Ford Motor Credit Co. in 1999 will scrap the traditional coupon book used by more than 5 million auto loan customers in favor of monthly statements stuffed with 'relationship marketing' opportunities.
Besides a monthly invoice, the Ford Credit statements will include extras such as discounts on accessories and vouchers for oil changes at the selling dealerships.
Ford also will be able to include specially tailored messages with the monthly invoices. For instance, customers about to pay off their loans could get a message encouraging them to look for a replacement at their local dealership.
Bernard Silverstone, Ford Credit director of marketing, said in a telephone interview that the company is launching a pilot program to decide which coupons, or which messages, play best with customers and when to send them.
'Clearly, this is a marketing-driven perspective,' he said. 'With a coupon book, with some of our best customers, we may never hear from them (except to receive payments) for three or four or five years. This allows us to be more proactive.'
At the same time, he said, Ford Credit is anxious to avoid overdoing it.
'This is not about creating a mail bridge, where we bombard the customer with so much stuff they can't be bothered going through it all,' Silverstone said.
At first, only new customers will get monthly statements. But by the end of 1999, all Ford Credit loan customers will get them. That represents about 5.3 million customers in the United States and Canada, Silverstone said.

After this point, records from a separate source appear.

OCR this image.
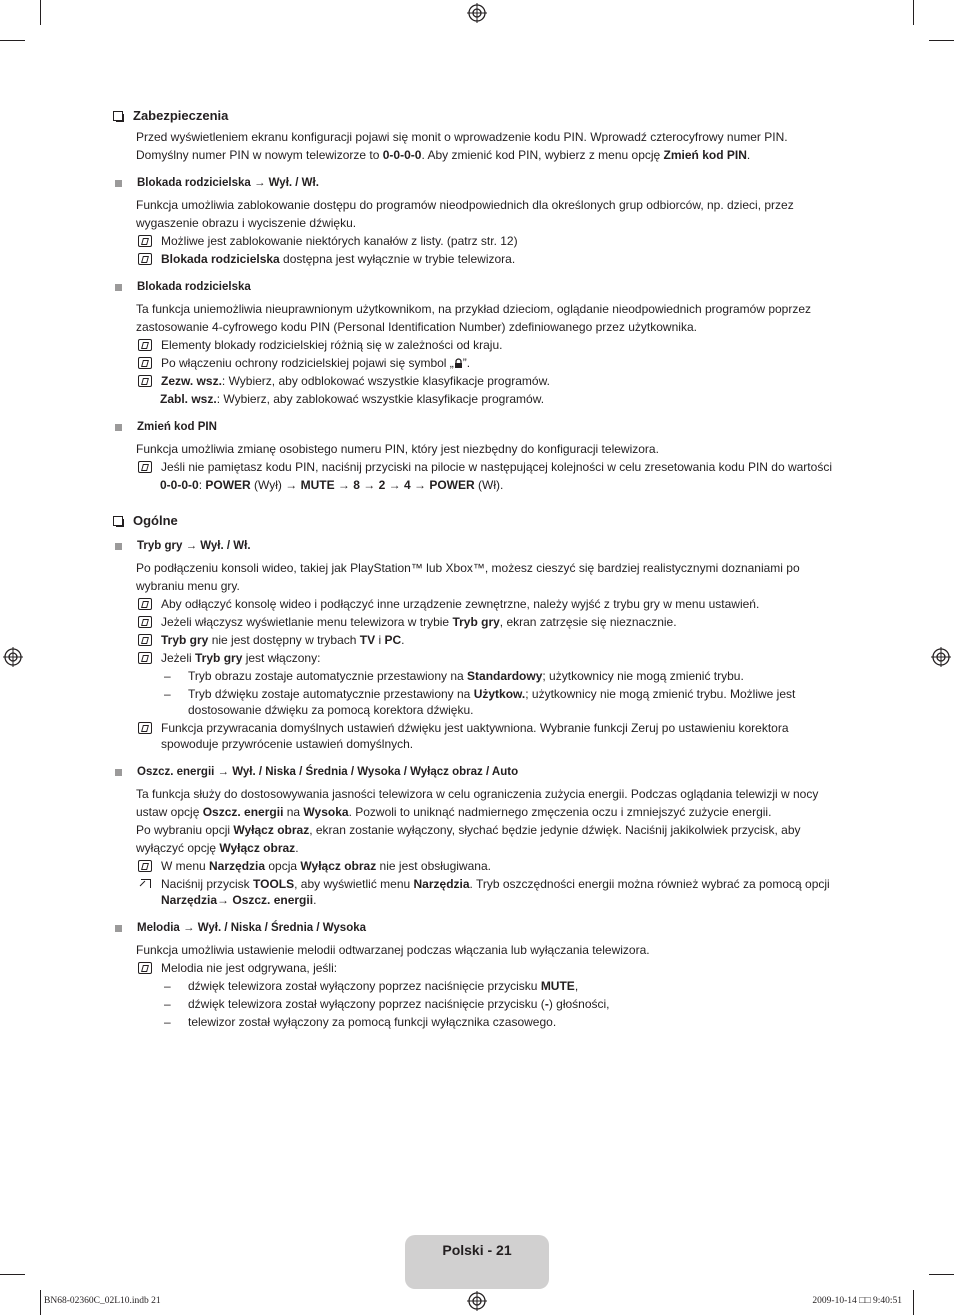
Zabezpieczenia
Przed wyświetleniem ekranu konfiguracji pojawi się monit o wprowadzenie kodu PIN. Wprowadź czterocyfrowy numer PIN.
Domyślny numer PIN w nowym telewizorze to 0-0-0-0. Aby zmienić kod PIN, wybierz z menu opcję Zmień kod PIN.
Blokada rodzicielska → Wył. / Wł.
Funkcja umożliwia zablokowanie dostępu do programów nieodpowiednich dla określonych grup odbiorców, np. dzieci, przez
wygaszenie obrazu i wyciszenie dźwięku.
Możliwe jest zablokowanie niektórych kanałów z listy. (patrz str. 12)
Blokada rodzicielska dostępna jest wyłącznie w trybie telewizora.
Blokada rodzicielska
Ta funkcja uniemożliwia nieuprawnionym użytkownikom, na przykład dzieciom, oglądanie nieodpowiednich programów poprzez
zastosowanie 4-cyfrowego kodu PIN (Personal Identification Number) zdefiniowanego przez użytkownika.
Elementy blokady rodzicielskiej różnią się w zależności od kraju.
Po włączeniu ochrony rodzicielskiej pojawi się symbol „ ”.
Zezw. wsz.: Wybierz, aby odblokować wszystkie klasyfikacje programów.
Zabl. wsz.: Wybierz, aby zablokować wszystkie klasyfikacje programów.
Zmień kod PIN
Funkcja umożliwia zmianę osobistego numeru PIN, który jest niezbędny do konfiguracji telewizora.
Jeśli nie pamiętasz kodu PIN, naciśnij przyciski na pilocie w następującej kolejności w celu zresetowania kodu PIN do wartości
0-0-0-0: POWER (Wył) → MUTE → 8 → 2 → 4 → POWER (Wł).
Ogólne
Tryb gry → Wył. / Wł.
Po podłączeniu konsoli wideo, takiej jak PlayStation™ lub Xbox™, możesz cieszyć się bardziej realistycznymi doznaniami po
wybraniu menu gry.
Aby odłączyć konsolę wideo i podłączyć inne urządzenie zewnętrzne, należy wyjść z trybu gry w menu ustawień.
Jeżeli włączysz wyświetlanie menu telewizora w trybie Tryb gry, ekran zatrzęsie się nieznacznie.
Tryb gry nie jest dostępny w trybach TV i PC.
Jeżeli Tryb gry jest włączony:
–	Tryb obrazu zostaje automatycznie przestawiony na Standardowy; użytkownicy nie mogą zmienić trybu.
–	Tryb dźwięku zostaje automatycznie przestawiony na Użytkow.; użytkownicy nie mogą zmienić trybu. Możliwe jest
dostosowanie dźwięku za pomocą korektora dźwięku.
Funkcja przywracania domyślnych ustawień dźwięku jest uaktywniona. Wybranie funkcji Zeruj po ustawieniu korektora
spowoduje przywrócenie ustawień domyślnych.
Oszcz. energii → Wył. / Niska / Średnia / Wysoka / Wyłącz obraz / Auto
Ta funkcja służy do dostosowywania jasności telewizora w celu ograniczenia zużycia energii. Podczas oglądania telewizji w nocy
ustaw opcję Oszcz. energii na Wysoka. Pozwoli to uniknąć nadmiernego zmęczenia oczu i zmniejszyć zużycie energii.
Po wybraniu opcji Wyłącz obraz, ekran zostanie wyłączony, słychać będzie jedynie dźwięk. Naciśnij jakikolwiek przycisk, aby
wyłączyć opcję Wyłącz obraz.
W menu Narzędzia opcja Wyłącz obraz nie jest obsługiwana.
Naciśnij przycisk TOOLS, aby wyświetlić menu Narzędzia. Tryb oszczędności energii można również wybrać za pomocą opcji
Narzędzia→ Oszcz. energii.
Melodia → Wył. / Niska / Średnia / Wysoka
Funkcja umożliwia ustawienie melodii odtwarzanej podczas włączania lub wyłączania telewizora.
Melodia nie jest odgrywana, jeśli:
–	dźwięk telewizora został wyłączony poprzez naciśnięcie przycisku MUTE,
–	dźwięk telewizora został wyłączony poprzez naciśnięcie przycisku (-) głośności,
–	telewizor został wyłączony za pomocą funkcji wyłącznika czasowego.
Polski - 21
BN68-02360C_02L10.indb 21	2009-10-14 □□ 9:40:51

Ford Credit lease customers and subprime buyers at the separate Fairlane Credit subsidiary already get a monthly statement.
International Billing Services, the El Dorado Hills, Calif., vendor that will handle the Ford mailings, already processes nearly 80 million billing statements a month for customers in other industries, such as cable TV and cellular phone service.
Ford Credit is its first auto lender, but the company is pitching others, said Tom Roberts, marketing vice president.
Mailing a monthly statement costs more than having people tear out a coupon and mail it in. But the monthly statements offer certain cost savings, too, Roberts said.
For instance, payments on a monthly statement arrive in a standard-sized envelope, which can be read and opened by a machine. People mailing in a coupon use their own envelopes.
Depending on volume, it costs 10 cents to 18 cents to open a standard-sized envelope by machine and enter the data into a computer, according to International Billing Services' experience in other industries.
Exceptions, such as oddball envelopes that have to be opened by hand, could run the cost up to 20 to 35 cents, said Mark Masterson, International Billing Services' director of new business development.
Silverstone said Ford also expects to save in other ways, such as cutting down on separate mailings that will now be included in the monthly statements. He said monthly statements also should cut down on people calling Ford Credit simply to verify their balance or to make sure their last payment arrived.